India's electric vehicle movement is still alive and well, but not on four wheels
In countries like China and the United States, luxury car buyers are snapping up Teslas and other electric cars that cost more than $60,000 (about $400,000), and even relatively inexpensive models cost more than $25,000 (about $170,000).
But these cars are beyond the means of most households in India, where the median income is only $2,400 ($17,000). Despite this, the electric vehicle movement in India is alive and well, but not on four wheels, but on two and three wheels.
In India, electric mopeds and three-wheeled cabs zip along crowded city roads, and they cost as little as $1,000 (about $6,900). Such transportation is supported by environmentalists and the government. India's haze is unbearable. They see this as a way to eliminate some of that haze. At the same time, India's success in developing low-cost electric vehicles provides a template for developing countries: they too can abandon the internal combustion engine and combat climate change without expensive electric cars.

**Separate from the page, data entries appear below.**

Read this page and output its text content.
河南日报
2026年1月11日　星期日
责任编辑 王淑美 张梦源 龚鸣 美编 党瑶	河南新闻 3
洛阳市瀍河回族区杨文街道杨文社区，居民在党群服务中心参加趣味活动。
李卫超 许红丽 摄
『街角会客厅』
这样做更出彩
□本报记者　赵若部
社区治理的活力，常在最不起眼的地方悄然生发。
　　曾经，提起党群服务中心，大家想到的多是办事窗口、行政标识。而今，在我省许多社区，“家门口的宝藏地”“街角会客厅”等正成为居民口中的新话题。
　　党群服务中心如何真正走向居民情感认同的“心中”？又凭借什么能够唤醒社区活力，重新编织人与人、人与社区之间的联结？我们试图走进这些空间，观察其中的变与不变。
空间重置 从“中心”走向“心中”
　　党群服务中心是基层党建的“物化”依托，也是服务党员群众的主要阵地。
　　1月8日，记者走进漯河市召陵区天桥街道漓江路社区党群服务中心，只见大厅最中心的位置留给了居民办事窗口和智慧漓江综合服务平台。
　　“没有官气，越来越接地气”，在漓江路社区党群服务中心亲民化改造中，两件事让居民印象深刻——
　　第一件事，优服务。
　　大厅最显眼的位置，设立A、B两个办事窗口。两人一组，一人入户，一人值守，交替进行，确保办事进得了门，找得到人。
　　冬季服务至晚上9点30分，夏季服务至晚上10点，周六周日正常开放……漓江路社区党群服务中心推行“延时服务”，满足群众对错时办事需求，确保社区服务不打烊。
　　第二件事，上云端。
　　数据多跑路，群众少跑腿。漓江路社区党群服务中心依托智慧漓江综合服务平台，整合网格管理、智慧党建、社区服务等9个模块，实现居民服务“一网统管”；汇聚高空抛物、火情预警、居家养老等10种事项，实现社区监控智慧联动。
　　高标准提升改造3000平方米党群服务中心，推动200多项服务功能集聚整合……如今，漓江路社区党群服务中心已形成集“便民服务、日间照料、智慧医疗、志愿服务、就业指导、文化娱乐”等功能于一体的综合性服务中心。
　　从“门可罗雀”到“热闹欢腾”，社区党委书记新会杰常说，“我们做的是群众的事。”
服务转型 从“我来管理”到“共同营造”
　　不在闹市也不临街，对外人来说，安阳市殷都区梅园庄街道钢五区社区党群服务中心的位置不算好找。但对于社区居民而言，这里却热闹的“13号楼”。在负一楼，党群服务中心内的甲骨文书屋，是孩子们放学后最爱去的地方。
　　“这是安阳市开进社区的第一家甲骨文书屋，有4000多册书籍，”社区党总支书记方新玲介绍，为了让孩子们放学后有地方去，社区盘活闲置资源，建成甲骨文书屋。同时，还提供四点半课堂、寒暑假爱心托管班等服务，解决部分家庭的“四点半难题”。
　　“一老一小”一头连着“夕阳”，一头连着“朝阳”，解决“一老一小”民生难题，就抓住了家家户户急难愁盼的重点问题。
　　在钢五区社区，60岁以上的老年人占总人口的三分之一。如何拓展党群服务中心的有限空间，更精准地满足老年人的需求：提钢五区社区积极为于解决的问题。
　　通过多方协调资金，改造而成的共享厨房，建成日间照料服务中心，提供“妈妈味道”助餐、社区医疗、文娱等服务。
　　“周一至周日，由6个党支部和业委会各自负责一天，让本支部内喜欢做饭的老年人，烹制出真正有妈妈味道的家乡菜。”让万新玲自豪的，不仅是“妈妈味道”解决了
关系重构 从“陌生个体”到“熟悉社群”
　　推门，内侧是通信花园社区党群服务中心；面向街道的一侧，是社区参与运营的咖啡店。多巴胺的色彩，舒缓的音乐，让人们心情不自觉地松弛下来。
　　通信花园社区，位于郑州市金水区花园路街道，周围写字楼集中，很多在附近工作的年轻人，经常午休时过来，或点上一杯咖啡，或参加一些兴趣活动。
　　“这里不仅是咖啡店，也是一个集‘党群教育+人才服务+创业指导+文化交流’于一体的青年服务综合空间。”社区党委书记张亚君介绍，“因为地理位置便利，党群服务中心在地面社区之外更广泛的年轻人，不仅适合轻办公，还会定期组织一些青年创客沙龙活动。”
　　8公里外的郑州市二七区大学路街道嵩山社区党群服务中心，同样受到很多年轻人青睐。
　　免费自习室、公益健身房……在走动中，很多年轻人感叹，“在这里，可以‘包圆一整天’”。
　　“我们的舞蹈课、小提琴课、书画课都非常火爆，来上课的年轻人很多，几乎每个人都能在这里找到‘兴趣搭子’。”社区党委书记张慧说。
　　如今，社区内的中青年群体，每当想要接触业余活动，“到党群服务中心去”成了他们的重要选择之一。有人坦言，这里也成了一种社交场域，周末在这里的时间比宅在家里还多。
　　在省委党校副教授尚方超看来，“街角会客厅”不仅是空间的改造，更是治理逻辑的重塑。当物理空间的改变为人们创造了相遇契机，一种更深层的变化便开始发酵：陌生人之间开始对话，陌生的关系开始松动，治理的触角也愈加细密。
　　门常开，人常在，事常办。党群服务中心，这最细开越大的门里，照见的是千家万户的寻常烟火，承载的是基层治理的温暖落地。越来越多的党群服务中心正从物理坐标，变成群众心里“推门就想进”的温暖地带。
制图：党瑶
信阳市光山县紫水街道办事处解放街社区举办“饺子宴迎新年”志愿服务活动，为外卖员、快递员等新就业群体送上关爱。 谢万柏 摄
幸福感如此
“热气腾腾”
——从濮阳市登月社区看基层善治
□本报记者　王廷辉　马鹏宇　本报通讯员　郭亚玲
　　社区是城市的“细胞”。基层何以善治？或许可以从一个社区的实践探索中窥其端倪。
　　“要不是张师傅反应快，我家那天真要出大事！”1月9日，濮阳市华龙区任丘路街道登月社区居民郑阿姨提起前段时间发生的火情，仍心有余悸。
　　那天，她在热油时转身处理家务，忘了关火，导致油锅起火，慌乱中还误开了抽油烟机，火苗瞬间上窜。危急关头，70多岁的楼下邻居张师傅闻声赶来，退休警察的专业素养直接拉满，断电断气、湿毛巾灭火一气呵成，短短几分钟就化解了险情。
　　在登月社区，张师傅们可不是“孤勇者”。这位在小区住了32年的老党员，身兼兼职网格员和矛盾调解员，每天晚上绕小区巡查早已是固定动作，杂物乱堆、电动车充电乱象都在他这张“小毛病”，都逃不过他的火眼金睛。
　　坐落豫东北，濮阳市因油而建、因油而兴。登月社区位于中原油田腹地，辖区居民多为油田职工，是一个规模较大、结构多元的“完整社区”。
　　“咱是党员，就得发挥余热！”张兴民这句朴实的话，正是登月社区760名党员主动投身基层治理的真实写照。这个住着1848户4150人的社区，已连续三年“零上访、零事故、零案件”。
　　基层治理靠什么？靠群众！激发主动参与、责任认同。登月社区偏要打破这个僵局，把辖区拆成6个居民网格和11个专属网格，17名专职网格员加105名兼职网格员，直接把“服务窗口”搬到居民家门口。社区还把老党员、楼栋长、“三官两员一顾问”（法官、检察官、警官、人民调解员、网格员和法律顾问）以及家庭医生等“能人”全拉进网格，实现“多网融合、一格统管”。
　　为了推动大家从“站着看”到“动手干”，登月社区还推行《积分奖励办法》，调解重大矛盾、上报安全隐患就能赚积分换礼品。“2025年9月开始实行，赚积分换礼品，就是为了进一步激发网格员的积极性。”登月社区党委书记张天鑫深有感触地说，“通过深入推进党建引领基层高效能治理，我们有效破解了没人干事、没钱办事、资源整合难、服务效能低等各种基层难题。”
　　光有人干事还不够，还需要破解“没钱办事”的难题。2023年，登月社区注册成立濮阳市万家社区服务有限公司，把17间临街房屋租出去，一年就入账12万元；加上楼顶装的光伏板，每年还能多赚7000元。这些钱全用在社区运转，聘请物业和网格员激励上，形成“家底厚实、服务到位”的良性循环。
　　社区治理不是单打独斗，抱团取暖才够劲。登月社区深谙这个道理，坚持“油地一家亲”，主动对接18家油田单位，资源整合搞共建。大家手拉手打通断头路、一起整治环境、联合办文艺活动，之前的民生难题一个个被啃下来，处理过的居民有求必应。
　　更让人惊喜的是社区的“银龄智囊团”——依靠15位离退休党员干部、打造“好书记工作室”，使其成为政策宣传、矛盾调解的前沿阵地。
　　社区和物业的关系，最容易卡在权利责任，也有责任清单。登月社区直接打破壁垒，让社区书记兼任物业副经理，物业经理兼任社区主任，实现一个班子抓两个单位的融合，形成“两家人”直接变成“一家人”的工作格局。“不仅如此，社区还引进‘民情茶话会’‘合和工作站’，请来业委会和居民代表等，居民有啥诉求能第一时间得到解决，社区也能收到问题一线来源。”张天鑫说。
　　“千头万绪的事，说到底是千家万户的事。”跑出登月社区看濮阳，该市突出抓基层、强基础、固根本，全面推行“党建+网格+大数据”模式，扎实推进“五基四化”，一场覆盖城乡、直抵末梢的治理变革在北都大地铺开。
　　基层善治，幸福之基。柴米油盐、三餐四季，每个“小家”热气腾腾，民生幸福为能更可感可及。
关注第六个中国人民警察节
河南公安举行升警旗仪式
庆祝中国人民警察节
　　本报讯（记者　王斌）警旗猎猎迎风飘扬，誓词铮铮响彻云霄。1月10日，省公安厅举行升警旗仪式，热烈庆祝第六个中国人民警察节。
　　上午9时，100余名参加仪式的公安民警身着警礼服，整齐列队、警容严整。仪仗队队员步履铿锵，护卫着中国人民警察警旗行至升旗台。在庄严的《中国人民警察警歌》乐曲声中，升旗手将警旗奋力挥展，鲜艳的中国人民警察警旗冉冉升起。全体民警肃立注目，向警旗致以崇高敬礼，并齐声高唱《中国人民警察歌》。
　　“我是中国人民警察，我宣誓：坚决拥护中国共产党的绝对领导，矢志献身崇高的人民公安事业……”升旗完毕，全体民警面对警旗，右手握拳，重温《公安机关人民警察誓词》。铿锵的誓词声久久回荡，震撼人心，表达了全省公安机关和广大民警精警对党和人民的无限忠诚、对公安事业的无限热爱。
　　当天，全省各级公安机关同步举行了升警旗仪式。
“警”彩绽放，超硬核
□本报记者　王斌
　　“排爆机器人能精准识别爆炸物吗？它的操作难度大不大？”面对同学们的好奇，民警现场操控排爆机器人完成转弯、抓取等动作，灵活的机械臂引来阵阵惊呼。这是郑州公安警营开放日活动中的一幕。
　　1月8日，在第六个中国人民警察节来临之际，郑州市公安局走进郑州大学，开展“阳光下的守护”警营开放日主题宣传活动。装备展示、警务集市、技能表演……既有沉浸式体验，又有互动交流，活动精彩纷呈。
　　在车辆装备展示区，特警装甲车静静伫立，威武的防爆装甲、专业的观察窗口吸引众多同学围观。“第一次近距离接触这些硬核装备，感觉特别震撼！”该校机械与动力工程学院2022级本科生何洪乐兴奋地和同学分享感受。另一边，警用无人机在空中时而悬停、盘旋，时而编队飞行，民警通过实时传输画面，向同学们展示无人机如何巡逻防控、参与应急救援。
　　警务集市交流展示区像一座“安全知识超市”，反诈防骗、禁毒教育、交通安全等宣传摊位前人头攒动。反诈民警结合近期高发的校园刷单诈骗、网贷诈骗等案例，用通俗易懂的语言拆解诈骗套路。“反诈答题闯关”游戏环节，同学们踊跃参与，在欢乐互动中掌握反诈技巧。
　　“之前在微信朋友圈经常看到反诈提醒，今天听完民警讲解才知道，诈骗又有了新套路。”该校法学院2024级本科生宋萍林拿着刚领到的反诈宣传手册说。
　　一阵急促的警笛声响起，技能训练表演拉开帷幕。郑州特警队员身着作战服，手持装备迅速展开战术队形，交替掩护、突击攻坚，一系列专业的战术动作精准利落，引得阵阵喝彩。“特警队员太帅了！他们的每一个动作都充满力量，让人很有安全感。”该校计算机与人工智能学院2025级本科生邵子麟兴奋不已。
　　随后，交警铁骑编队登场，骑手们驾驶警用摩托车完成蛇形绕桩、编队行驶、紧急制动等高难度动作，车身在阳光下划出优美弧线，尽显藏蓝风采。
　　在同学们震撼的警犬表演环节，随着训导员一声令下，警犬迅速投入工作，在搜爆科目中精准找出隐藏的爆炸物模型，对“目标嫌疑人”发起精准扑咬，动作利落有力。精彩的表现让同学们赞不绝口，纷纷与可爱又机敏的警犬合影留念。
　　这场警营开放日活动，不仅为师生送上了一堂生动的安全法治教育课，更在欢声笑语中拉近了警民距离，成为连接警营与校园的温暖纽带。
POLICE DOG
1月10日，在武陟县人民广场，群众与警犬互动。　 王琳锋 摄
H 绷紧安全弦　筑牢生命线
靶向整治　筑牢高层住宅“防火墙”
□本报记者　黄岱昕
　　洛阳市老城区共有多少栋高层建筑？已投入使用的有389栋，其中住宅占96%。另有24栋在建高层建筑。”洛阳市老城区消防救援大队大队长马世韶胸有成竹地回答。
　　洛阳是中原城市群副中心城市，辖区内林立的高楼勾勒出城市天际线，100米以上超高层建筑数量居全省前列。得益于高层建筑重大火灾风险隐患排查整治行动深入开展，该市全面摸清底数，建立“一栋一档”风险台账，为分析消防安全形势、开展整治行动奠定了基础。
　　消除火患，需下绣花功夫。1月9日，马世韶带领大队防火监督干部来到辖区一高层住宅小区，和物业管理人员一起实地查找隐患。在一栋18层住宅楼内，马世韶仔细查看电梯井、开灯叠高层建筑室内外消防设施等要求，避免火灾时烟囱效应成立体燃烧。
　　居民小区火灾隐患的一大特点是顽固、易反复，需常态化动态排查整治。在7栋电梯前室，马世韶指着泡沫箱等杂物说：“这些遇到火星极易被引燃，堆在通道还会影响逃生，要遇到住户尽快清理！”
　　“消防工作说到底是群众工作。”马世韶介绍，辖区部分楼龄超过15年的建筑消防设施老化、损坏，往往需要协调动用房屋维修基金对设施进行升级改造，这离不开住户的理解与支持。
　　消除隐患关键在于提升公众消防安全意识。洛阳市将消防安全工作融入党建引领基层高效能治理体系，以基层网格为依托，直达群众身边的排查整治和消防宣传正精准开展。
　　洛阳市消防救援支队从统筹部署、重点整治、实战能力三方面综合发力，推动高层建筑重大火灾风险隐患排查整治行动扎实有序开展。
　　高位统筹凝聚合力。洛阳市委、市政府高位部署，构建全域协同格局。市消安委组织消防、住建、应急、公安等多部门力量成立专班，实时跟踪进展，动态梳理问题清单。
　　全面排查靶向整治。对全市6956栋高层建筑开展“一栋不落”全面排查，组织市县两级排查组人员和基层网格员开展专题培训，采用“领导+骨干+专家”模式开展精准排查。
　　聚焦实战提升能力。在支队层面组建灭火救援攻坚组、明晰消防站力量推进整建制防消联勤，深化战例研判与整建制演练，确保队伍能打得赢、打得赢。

Kuldeep Singh, for example, drives a sky-blue Piaggio-branded electric three-wheeled cab. Twice a day, he goes to an exchange station near New Delhi to replace his drained lithium-ion batteries with fully charged ones.
"The best thing is that there is no pollution." Singh said. He paid about half the cost of filling up a conventional three-wheeler with a new battery, "and I'm proud of that, that India is going to be stronger."
Electric cars account for less than 5 percent
In the 12 months to March, Indian automakers sold 430,000 electric vehicles, more than three times as many as in the same period last year. Most of those were two- and three-wheelers, industry figures show, with just 18,000 electric vehicles, or 4 percent of the total. By comparison, Americans buy about 487,000 new electric vehicles in 2021, up 90 percent from 2020, according to Kelley Blue Book, an automotive research firm.
"The Modi government's 'Make in India' strategy has failed to succeed, exacerbating India's dependence on imports, especially from China," said R. Nagaraj, visiting professor at the Centre for Development Studies in the southern Indian state of Kerala. "The slogans have motivated the country well, but you can't just stop at that."